MoAF also has adopted the cultivation of Kambja, the upland rice to be a viable option in contributing towards expanding the rice production. A specialist with DoA pointed out that although the Kambja alone perhaps wouldn’t contribute much it was going to help in accruing the rice production, hence helping to make rice available to consumers. “When it comes to rice, be it upland or wetland when it is available,” he said.
As the shortage of irrigation water due to water scarcity these days is another big challenge to Bhutan the expert claims that adopting the upland rice is suitable to boost rice production. Upland rice cultivation was once widely practiced in the eastern dzongkhags like Tashigang and Pemagatshel as well as a few other districts including Zhemgang and Sarbang, but farmers in these districts have quit the cultivation, focusing more on growing maize.

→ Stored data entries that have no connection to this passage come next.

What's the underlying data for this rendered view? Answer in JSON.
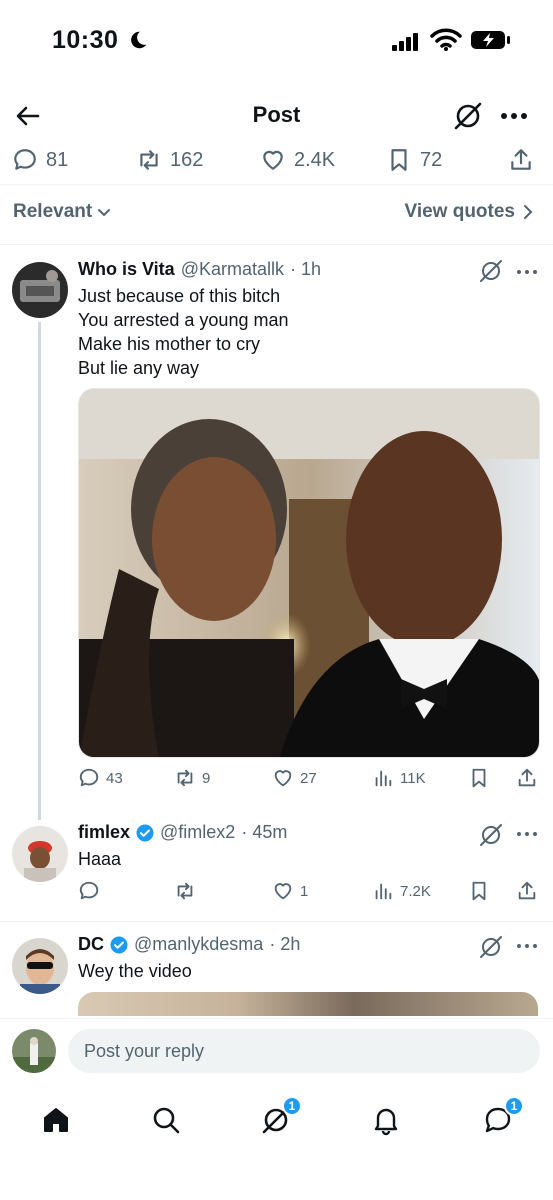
{
  "status_bar": {
    "time": "10:30"
  },
  "header": {
    "title": "Post"
  },
  "engagement": {
    "replies": "81",
    "reposts": "162",
    "likes": "2.4K",
    "bookmarks": "72"
  },
  "sort": {
    "label": "Relevant",
    "quotes_label": "View quotes"
  },
  "tweets": [
    {
      "name": "Who is Vita",
      "handle": "@Karmatallk",
      "time": "· 1h",
      "lines": [
        "Just because of this bitch",
        "You arrested a young man",
        "Make his mother to cry",
        "But lie any way"
      ],
      "replies": "43",
      "reposts": "9",
      "likes": "27",
      "views": "11K"
    },
    {
      "name": "fimlex",
      "handle": "@fimlex2",
      "time": "· 45m",
      "lines": [
        "Haaa"
      ],
      "replies": "",
      "reposts": "",
      "likes": "1",
      "views": "7.2K"
    },
    {
      "name": "DC",
      "handle": "@manlykdesma",
      "time": "· 2h",
      "lines": [
        "Wey the video"
      ]
    }
  ],
  "reply": {
    "placeholder": "Post your reply"
  },
  "nav": {
    "grok_badge": "1",
    "messages_badge": "1"
  },
  "colors": {
    "accent": "#1d9bf0",
    "text": "#0f1419",
    "secondary": "#536471"
  }
}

However the Research Development Centre in Wengkhar has intervened and is trying to reintroduce and encourage the farmers to engage in cultivating upland rice again. Five varieties of upland rice including two exotic and three local varieties were introduced in the field of seven farmers in a village called Khinadrang under Pemagstshel dzongkhag in mid 2013.
Besides, MoAF is already engaged in bringing more wetland into paddy cultivation. A large area of wetland left fallow due to water shortage is being re-cultivated. The government has pursued renovating and repairing irrigation canals. Rehabilitation of the Taklai irrigation system in Sarbang is the biggest project that the ministry has undertaken so far.